Un swami (un homme de Dieu) tombe amoureux de la petite Chinti. Persuadé qu’elle est une réincarnation de la déesse Kali et qu’elle sera capable de le rendre lui-même divin, il la kidnappe et l’emmène en pèlerinage. Sans se douter que Veena et Sadhana, la prostituée et la hijra, les plus méprisées des créatures humaines, se lancent à sa poursuite pour le tuer et sauver Chinti…


Loin, à l’ouest, de Delphine Coulin
Le destin de quatre femmes d’une même famille sur plus d’un siècle : Georges qui porte un nom d’homme, Lucie, sa belle-fille détestée puis aimée, sa petite-fille Octavie, à la beauté étrange, et son arrière petite-fille Solange qui enquête sur son aïeule. Leurs histoires révèlent le poids qui pèse sur les femmes et comment la puissance de l’imagination peut être salvatrice.

Rien que le soleil, de Lou Kanche
Une enseignante mutée à Garges-lès-Gonesse traîne sa jeunesse sans relief. Jusqu’au jour où elle remarque l’un de ses élèves de première, et que ses s’embrasent. Affolée par l’interdit, elle finit par prendre la fuite, échoue à Marseille où elle retrouve un ami d’enfance qui lui fait découvrir les secrets d’un monde de violence dont elle ignorait tout. Jusqu’à ce que, sous le soleil brûlant de l’été, s’ouvre la perspective d’aller encore plus loin, de l’autre côté de la Méditerranée, vers la promesse d’Alger…
Comme je crains beaucoup le soleil, je vous laisse bien volontiers ce premier roman.

Jewish Cock, de Katarina Volckmer
(traduit de l’anglais par Pierre Demarty)

Je me vois déjà traduire le titre à mes clients non-anglophones… Bref, voici le monologue d’une jeune femme chez son gynécologue, où elle se livre sans détour sur sa vie sexuelle, son obsession pour les sex-toys et ses fantasmes, qui répondent aussi à une évasion loin du carcan familial et du poids de l’Histoire.


LE POIDS DE L’HISTOIRE


Delta Blues, de Julien Delmaire

Gros pavé (500 pages) que ce quatrième roman du slameur Julien Delmaire, dont j’avais lu sans grande émotion le précédent, Minuit, Montmartre.
Loin de Paris, il nous entraîne cette fois dans le delta du Mississippi en 1932, où un couple de jeunes gens noirs et pauvres s’efforce de sauvegarder la force de son amour dans une Amérique brûlée de soleil et dévorée par les flammes terrifiantes du Ku Klux Klan, sur fond de musique blues.

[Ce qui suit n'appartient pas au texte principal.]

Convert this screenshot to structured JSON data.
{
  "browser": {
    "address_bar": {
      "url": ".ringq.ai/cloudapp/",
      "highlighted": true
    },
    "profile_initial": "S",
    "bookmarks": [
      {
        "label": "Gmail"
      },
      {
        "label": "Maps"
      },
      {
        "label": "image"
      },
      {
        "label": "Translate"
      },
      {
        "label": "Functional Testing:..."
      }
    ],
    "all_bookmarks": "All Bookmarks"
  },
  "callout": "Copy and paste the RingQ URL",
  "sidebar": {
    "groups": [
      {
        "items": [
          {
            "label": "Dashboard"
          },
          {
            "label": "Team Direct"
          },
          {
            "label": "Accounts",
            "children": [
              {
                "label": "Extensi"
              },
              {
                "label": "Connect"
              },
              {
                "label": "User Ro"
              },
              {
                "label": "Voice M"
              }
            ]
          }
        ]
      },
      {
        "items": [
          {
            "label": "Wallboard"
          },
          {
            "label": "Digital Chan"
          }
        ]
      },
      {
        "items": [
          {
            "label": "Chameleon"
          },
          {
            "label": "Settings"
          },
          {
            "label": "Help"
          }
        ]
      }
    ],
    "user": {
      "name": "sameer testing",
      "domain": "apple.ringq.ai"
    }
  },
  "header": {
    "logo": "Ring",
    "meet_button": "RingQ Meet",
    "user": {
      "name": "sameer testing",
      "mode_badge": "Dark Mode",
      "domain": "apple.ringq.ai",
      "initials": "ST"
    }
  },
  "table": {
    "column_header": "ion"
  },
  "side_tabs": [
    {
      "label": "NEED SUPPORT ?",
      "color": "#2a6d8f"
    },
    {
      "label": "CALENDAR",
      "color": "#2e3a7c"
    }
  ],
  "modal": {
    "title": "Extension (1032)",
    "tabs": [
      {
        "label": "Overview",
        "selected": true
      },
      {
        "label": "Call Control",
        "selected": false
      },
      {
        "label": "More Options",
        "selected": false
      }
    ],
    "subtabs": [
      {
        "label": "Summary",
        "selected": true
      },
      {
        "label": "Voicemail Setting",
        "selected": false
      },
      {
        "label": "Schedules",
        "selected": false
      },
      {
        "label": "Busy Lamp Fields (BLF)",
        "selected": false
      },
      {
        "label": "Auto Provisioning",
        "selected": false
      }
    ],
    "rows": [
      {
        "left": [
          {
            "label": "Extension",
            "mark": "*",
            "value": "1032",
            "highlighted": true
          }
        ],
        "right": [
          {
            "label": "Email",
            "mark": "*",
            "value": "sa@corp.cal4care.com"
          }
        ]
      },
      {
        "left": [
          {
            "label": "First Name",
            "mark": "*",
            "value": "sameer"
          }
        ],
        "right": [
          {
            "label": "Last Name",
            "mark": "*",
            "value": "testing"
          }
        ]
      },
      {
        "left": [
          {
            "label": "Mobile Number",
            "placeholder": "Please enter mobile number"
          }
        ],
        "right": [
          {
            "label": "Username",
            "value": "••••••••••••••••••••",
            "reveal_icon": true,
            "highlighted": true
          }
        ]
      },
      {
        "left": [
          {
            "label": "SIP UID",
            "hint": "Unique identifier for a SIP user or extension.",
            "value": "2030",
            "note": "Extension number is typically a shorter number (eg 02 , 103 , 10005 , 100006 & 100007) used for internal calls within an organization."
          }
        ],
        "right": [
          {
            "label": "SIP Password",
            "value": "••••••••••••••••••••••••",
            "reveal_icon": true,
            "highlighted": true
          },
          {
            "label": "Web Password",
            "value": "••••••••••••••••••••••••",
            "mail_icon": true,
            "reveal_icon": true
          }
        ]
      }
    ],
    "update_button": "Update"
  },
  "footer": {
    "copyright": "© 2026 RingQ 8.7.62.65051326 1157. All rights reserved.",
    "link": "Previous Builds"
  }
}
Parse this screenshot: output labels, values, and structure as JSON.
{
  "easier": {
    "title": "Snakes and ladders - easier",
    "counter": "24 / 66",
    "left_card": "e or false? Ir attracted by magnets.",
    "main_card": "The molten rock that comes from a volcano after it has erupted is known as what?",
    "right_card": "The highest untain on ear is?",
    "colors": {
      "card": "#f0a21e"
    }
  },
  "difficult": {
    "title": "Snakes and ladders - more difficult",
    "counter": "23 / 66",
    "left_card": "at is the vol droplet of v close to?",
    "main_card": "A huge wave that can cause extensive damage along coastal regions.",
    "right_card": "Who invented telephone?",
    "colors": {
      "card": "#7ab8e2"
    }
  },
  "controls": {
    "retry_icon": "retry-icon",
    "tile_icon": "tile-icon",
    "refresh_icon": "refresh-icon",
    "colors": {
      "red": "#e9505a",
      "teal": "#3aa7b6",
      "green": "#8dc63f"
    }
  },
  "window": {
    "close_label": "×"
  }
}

Les prophètes, de Robert Jones, Jr.
(traduit de l’anglais (États-Unis) par David Fauquemberg)

On reste au Mississippi mais on remonte encore un peu dans le temps, pour atterrir dans les champs de coton, ceux de la famille Halifax que cultivent des centaines d’esclaves. Si les conditions de vie sont sordides et le quotidien violent, Isaiah et Samuel ont la chance d’y échapper un peu car, responsables des chevaux de l’exploitation, ils ont le droit de dormir à l’écurie, à l’écart des autres. C’est aussi là qu’ils peuvent cacher leur amour.
Hélas, sous l’influence d’Amos, un autre esclave, la bonne parole des Évangiles se répand dans les rangs, stigmatisant plus que jamais la passion secrète des deux hommes… Et le retour du fils Halifax, qui s’intéresse bientôt de près à Isaiah et Samuel, les met encore plus en danger.
Ce premier roman vient s’ajouter à ceux, de plus en plus nombreux, qui s’emparent de l’histoire de l’esclavage aux États-Unis. Preuve que cette blessure n’est pas près de se refermer – si elle peut un jour être soignée.

Le Dernier tribun, de Gilles Martin-Chauffier

On remonte encore dans le temps, radicalement cette fois, puisque nous voici à Rome, en pleine Antiquité.
Un philosophe grec, Metaxas, y relate l’affrontement épique entre Cicéron, héraut du peuple qui défend en réalité les intérêts du Sénat et de l’aristocratie, et Clodius, qui se fait élire tribun de la plèbe. Leur bataille devient plus acharnée encore lorsque le premier prend le parti de Pompée, et le second celui de César. S’ensuivent dix années de lutte féroce, jusqu’à la chute de la République romaine.
Un choix de sujet et d’époque qui a le mérite de changer radicalement de ce qu’on peut lire d’habitude.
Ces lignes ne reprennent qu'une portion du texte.